Et pourtant, que n’a-t-on fait pour assurer la liberté des communicateurs depuis 1990? Aux lendemains de la conférence nationale souveraine, un Conseil supérieur de la communication été créé, et même constitutionnalisé, pour montrer toute l’importance et la grandeur du métier. Sous la supervision de ce conseil, furent organisés les Etats généraux de la communication, qui devaient doter l’espace médiatique des meilleurs textes préservant la liberté et la dignité du communicateur. Malheureusement, ces textes furent l’objet de manipulation devant aboutir à des modifications et au malheur de certains journalistes qui se sont retrouvés en prison pour des délits mineurs.

D’autre part, des journalistes ont créé eux-mêmes des structures parallèles pour défendre leurs droits démocratiques. Il existe aujourd’hui cinq organisations professionnelles de défense de la liberté de presse. Tout récemment fut créé un centre de déontologie des médias, chargé de lutter contre toutes formes d’aliénation de presse au Niger. Mais il s’agira d’abord de mener une campagne de sensibilisation à l’endroit des journalistes eux-mêmes, car «le mal vient souvent de sa propre maison!»

En attendant, les journaux continuent à écrire pour un public bien ciblé, chacun soutenant son candidat de prédilection, avant que ce dernier lui-même ne perde sa place et son prestige, pour être à son tour la cible de ceux qui le soutenaient hier encore.

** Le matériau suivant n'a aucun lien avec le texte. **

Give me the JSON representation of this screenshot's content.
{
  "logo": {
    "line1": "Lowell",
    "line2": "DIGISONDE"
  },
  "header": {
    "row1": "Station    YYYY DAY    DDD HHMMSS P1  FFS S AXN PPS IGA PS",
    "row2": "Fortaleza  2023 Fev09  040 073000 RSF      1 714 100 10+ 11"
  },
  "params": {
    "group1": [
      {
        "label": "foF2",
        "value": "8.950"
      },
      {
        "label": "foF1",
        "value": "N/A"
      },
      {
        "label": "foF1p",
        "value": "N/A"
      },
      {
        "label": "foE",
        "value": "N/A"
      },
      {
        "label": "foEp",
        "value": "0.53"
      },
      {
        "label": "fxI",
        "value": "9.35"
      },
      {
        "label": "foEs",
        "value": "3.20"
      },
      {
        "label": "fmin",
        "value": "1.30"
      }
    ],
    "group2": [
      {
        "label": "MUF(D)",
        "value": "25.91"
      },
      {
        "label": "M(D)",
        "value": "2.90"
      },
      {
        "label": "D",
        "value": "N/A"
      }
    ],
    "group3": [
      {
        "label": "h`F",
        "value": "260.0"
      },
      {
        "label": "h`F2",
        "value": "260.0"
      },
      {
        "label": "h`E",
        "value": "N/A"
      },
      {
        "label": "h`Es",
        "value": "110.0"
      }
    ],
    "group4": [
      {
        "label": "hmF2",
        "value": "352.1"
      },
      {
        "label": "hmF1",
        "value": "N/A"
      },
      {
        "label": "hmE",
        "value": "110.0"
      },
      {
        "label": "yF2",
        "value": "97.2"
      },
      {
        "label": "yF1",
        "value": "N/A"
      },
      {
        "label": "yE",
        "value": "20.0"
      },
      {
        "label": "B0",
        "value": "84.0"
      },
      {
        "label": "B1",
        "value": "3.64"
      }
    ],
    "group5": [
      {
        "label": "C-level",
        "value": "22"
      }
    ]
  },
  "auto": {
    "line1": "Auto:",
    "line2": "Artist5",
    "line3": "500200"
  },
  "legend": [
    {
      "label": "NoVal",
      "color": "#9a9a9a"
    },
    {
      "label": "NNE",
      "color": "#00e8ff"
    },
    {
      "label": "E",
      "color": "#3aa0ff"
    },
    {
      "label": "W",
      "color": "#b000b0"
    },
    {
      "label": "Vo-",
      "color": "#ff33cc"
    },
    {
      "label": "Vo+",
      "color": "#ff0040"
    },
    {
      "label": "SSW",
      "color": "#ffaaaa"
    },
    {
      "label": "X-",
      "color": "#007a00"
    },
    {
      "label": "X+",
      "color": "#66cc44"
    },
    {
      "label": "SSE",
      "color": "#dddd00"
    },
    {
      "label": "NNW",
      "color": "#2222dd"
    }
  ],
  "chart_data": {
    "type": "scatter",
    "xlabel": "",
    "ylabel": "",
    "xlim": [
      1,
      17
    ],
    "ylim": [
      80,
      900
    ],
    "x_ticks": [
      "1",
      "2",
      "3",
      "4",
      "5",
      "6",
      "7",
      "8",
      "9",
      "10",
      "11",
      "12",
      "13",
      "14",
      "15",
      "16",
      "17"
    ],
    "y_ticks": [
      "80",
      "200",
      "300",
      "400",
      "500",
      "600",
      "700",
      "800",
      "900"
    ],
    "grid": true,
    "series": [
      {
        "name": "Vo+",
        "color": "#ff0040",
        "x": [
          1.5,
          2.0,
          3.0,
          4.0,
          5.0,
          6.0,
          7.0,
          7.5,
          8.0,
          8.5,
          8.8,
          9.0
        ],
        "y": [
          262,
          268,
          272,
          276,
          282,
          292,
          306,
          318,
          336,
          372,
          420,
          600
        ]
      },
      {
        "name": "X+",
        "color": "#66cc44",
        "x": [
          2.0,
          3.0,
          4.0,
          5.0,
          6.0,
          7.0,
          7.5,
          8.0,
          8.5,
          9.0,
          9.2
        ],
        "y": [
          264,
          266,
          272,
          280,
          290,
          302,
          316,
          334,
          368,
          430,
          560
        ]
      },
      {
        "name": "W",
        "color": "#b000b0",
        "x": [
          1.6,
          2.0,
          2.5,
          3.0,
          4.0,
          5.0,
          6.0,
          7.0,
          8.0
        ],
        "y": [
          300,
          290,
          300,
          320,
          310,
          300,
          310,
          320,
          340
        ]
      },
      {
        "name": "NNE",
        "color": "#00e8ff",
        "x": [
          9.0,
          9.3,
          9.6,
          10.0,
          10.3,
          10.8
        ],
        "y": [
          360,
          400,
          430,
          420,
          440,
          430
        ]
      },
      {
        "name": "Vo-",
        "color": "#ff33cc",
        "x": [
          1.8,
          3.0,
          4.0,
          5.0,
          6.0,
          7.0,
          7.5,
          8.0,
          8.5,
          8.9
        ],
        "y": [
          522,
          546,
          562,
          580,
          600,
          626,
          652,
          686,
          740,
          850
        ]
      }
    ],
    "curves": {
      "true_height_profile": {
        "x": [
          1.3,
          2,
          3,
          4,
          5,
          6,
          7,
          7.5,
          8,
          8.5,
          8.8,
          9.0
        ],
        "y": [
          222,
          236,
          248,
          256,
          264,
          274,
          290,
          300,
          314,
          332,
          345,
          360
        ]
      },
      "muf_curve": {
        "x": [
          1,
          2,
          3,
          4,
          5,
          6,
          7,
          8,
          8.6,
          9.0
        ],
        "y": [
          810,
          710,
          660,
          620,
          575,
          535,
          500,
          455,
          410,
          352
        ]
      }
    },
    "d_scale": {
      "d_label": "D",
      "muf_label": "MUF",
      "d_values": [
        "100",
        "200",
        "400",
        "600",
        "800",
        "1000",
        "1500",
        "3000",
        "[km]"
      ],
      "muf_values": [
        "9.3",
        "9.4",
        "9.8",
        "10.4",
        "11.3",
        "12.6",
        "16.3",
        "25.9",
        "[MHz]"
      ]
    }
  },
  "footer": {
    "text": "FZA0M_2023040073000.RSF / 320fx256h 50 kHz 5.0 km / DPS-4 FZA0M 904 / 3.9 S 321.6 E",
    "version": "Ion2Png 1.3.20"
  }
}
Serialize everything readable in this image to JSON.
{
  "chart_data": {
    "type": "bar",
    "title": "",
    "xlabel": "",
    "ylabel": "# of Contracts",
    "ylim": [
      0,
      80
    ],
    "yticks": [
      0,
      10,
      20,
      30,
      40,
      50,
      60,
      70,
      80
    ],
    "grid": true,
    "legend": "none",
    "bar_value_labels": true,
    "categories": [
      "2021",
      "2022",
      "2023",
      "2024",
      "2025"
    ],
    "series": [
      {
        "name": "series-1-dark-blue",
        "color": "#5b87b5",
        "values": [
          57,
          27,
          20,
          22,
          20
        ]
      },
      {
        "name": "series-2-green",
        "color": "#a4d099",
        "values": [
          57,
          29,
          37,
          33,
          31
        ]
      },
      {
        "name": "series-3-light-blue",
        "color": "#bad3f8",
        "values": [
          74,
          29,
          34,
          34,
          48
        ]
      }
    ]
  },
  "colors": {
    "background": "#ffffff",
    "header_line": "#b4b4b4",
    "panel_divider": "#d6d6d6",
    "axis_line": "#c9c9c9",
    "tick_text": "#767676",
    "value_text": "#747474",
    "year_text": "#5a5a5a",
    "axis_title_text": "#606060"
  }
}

Pour le moment, le peuple peut continuer sa descente aux enfers, la misère continuer son lent et implacable travail de déstructuration du tissu social, la jeunesse vivre dans son désespoir inquiétant, l’injustice saper les bases d’une vraie solidarité sociale, le paysan s’emmurer dans son fatalisme et la femme être l’objet de toutes les formes de discrimination possibles…. Tant pis, du moment que «mon homme» est au pouvoir et pourvoit à mes besoins!